Les statistiques du chômage par le Census and Statistics Department pour la période de décembre 2018 à février 2019 viennent d'être communiquées. Des chiffres satisfaisants à regarder tout de même avec un certain recul.
Le chiffre corrigé des données saisonnières communiqué ce mois-ci de 2,8% laisse évidemment rêveurs les observateurs européens et en particulier les Français que nous sommes. S'il est resté stable par rapport à celui de novembre, ce résultat cache pourtant une réalité plus contrastée de l'évolution du marché du travail à Hong Kong. La première raison est que ce chiffre est associé à celui du sous-emploi qui représente 1% mais surtout, il ne reflète pas les déséquilibres du tissu social, tant les niveaux de salaires peinent aujourd'hui à compenser la hausse vertigineuse des prix de l’immobilier.

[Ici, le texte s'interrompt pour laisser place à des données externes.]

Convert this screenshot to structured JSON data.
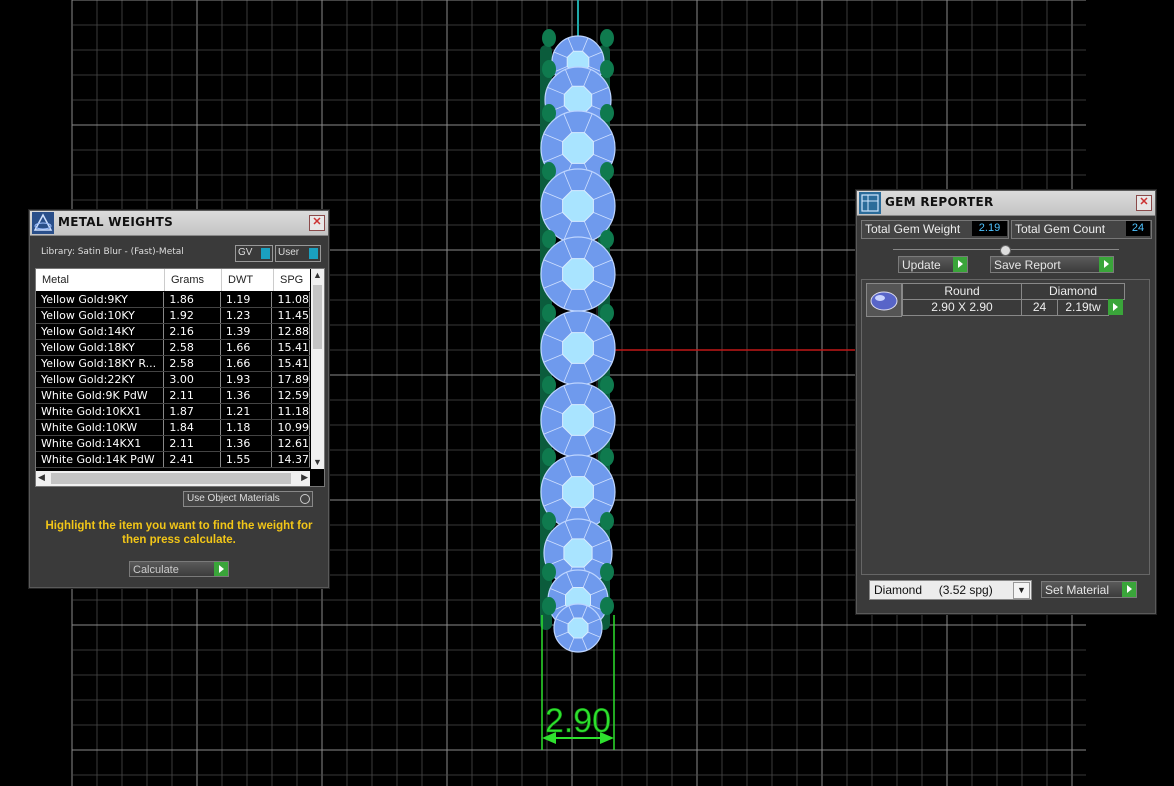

De plus en plus de travailleurs pauvres
En 2018, le Hong Kong Poverty Report estimait à 19.9% le nombre de Hongkongais vivant en dessous du seuil de pauvreté. Or ce chiffre est en augmentation constante depuis 2015, où il oscillait autour de 15.1%. Par ailleurs, cette estimation, intègre difficilement les migrants non régularisés dont la présence sur le territoire n’émerge souvent qu’à partir la deuxième génération, quand les enfants arrivent à l'âge scolaire. Sur ce plan, l’écart de chances entre les enfants de "travailleurs pauvres", comme on les appelle, souvent scolarisés dans les écoles des Nouveaux Territoires comme à Sham Shui Po et l'élite qui accède aux meilleurs établissements de Hong Kong, jette une ombre supplémentaire sur la situation économique de ces futurs actifs.

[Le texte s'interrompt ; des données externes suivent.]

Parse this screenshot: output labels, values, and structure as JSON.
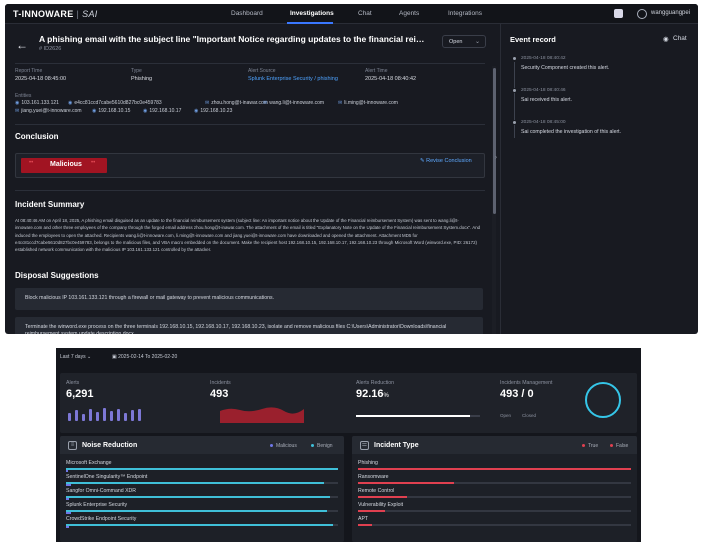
{
  "app": {
    "logo": "T-INNOWARE",
    "logo_product": "SAI",
    "nav": [
      "Dashboard",
      "Investigations",
      "Chat",
      "Agents",
      "Integrations"
    ],
    "user": "wangguangpei",
    "title": "A phishing email with the subject line \"Important Notice regarding updates to the financial reimbur...",
    "alert_id": "# ID2626",
    "status": "Open",
    "fields": [
      {
        "label": "Report Time",
        "value": "2025-04-18 08:45:00"
      },
      {
        "label": "Type",
        "value": "Phishing"
      },
      {
        "label": "Alert Source",
        "value": "Splunk Enterprise Security / phishing"
      },
      {
        "label": "Alert Time",
        "value": "2025-04-18 08:40:42"
      }
    ],
    "entities_label": "Entities",
    "entities_row1": [
      "103.161.133.121",
      "e4cc81ccd7cabe5610d827bc0e459783",
      "zhou.hong@t-inawar.com",
      "wang.li@t-innoware.com",
      "li.ming@t-innoware.com"
    ],
    "entities_row2": [
      "jiang.yuei@t-innoware.com",
      "192.168.10.15",
      "192.168.10.17",
      "192.168.10.23"
    ],
    "conclusion_title": "Conclusion",
    "conclusion_badge": "Malicious",
    "revise_label": "Revise Conclusion",
    "summary_title": "Incident Summary",
    "summary_text": "At 08:40:46 AM on April 18, 2025, A phishing email disguised as an update to the financial reimbursement system (subject line: An important notice about the Update of the Financial reimbursement System) was sent to wang.li@t-innoware.com and other three employees of the company through the forged email address zhou.hong@t-inawar.com. The attachment of the email is titled \"Explanatory Note on the Update of the Financial reimbursement System.docx\". And induced the employees to open the attached. Recipients wang.li@t-innoware.com, li.ming@t-innoware.com and jiang.yuei@t-innoware.com have downloaded and opened the attachment. Attachment MD5 for e4cc81ccd7cabe5610d827bc0e459783, belongs to the malicious files, and VBA macro embedded on the document. Make the recipient host 192.168.10.15, 192.168.10.17, 192.168.10.23 through Microsoft Word (winword.exe, PID: 26172) established network communication with the malicious IP 103.161.133.121 controlled by the attacker.",
    "disposal_title": "Disposal Suggestions",
    "suggestions": [
      "Block malicious IP 103.161.133.121 through a firewall or mail gateway to prevent malicious communications.",
      "Terminate the winword.exe process on the three terminals 192.168.10.15, 192.168.10.17, 192.168.10.23, isolate and remove malicious files C:\\Users\\Administrator\\Downloads\\financial reimbursement system update description.docx."
    ],
    "event_title": "Event record",
    "chat_label": "Chat",
    "events": [
      {
        "time": "2025-04-18 08:40:42",
        "text": "Security Component created this alert."
      },
      {
        "time": "2025-04-18 08:40:46",
        "text": "Sai received this alert."
      },
      {
        "time": "2025-04-18 08:45:00",
        "text": "Sai completed the investigation of this alert."
      }
    ]
  },
  "dashboard": {
    "range": "Last 7 days",
    "date_range": "2025-02-14 To 2025-02-20",
    "cards": [
      {
        "label": "Alerts",
        "value": "6,291"
      },
      {
        "label": "Incidents",
        "value": "493"
      },
      {
        "label": "Alerts Reduction",
        "value": "92.16",
        "unit": "%"
      },
      {
        "label": "Incidents Management",
        "value": "493 / 0"
      }
    ],
    "incident_mgmt_legend": [
      "Open",
      "Closed"
    ],
    "alerts_reduction_progress": 0.9216,
    "noise": {
      "title": "Noise Reduction",
      "legend": [
        "Malicious",
        "Benign"
      ],
      "rows": [
        {
          "label": "Microsoft Exchange",
          "benign": 1.0,
          "malicious": 0.0
        },
        {
          "label": "SentinelOne Singularity™ Endpoint",
          "benign": 0.95,
          "malicious": 0.02
        },
        {
          "label": "Sangfor Omni-Command XDR",
          "benign": 0.97,
          "malicious": 0.01
        },
        {
          "label": "Splunk Enterprise Security",
          "benign": 0.96,
          "malicious": 0.02
        },
        {
          "label": "CrowdStrike Endpoint Security",
          "benign": 0.98,
          "malicious": 0.01
        }
      ]
    },
    "incident_type": {
      "title": "Incident Type",
      "legend": [
        "True",
        "False"
      ],
      "rows": [
        {
          "label": "Phishing",
          "true": 1.0
        },
        {
          "label": "Ransomware",
          "true": 0.35
        },
        {
          "label": "Remote Control",
          "true": 0.18
        },
        {
          "label": "Vulnerability Exploit",
          "true": 0.1
        },
        {
          "label": "APT",
          "true": 0.05
        }
      ]
    },
    "colors": {
      "malicious": "#6f77e8",
      "benign": "#3fbfd8",
      "true": "#e04050",
      "false": "#8a3038",
      "accent": "#3a78ff"
    }
  }
}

Par ailleurs, avec environ 3.8 Millions de travailleurs, Hong Kong affiche en effet des statistiques d’emploi globales satisfaisantes en comparaison de l’Europe mais, comme le précisait dans ses commentaires Law Chi-kwong, Secretary for Labour and Welfare, “la situation est tendue car il faut rester vigilant face aux incertitudes extérieures”. L’allusion au refroidissement des échanges commerciaux entre la Chine avec les Etats-Unis qui a récemment précipité la chute de la bourse de Hong Kong est ici claire.
A ce titre, Hong Kong est aujourd'hui directement exposée aux opérateurs venus de Chine dans les domaines des technologies et des services financiers, secteurs autrefois moteurs de l’économie du territoire. Quant au bâtiment, traditionnellement fort contributeur en emplois, il n'est qu'à regarder la liste des contractants sur les derniers grands projets de construction du territoire pour constater que les sociétés chinoises ont déjà pris le meilleur, drainant dans la foulée une main d’œuvre venue du continent.
Le programme de la Grande Baie
La création du Greater Bay Area qui prévoie de relier plus avant les villes de Hong Kong, Canton, Shenzhen et Dongguan au sein d'un espace d'échanges sans coutures pourrait également s’avérer défavorable à Hong Kong sur le court terme. En effet, le nécessaire réajustement concurrentiel qu’il implique et le glissement des rôles entre investisseurs locaux et capitaux venus de Pékin obéissent à une stratégie complexe dont l’issue est incertaine. Certes, le niveau de l’emploi est, comme le soulignait encore Mr Law, "soutenu par les secteurs de l’hébergement, du commerce de détail et de la restauration, directement liés à l’afflux des touristes chinois" (croissance du tourisme de +10.1% en 2018) mais on comprend que les temps changent pour les hongkongais dont l'avenir économique dépend désormais directement de leurs voisins chinois.
Pour conclure, Mr Law précisait la nécessité de prendre en compte les travailleurs âgés dans leurs difficultés d'adaptation au marché de l'emploi. Le système hongkongais ne proposant que de faibles retraites, la prise en compte de leur situation apparait donc comme un défi supplémentaire pour le maintien des équilibres sociaux. Les années d’insouciance semblent donc bel et bien derrière nous, la relative stabilité économique et sociale dont bénéficiaient hier encore une majorité de hongkongais s’effritant rapidement. S'il est donc sans doute temps d'engager un nouveau modèle de développement pour Hong Kong, il semble aussi à peu près évident que le facteur Pékin fera partie de l'équation.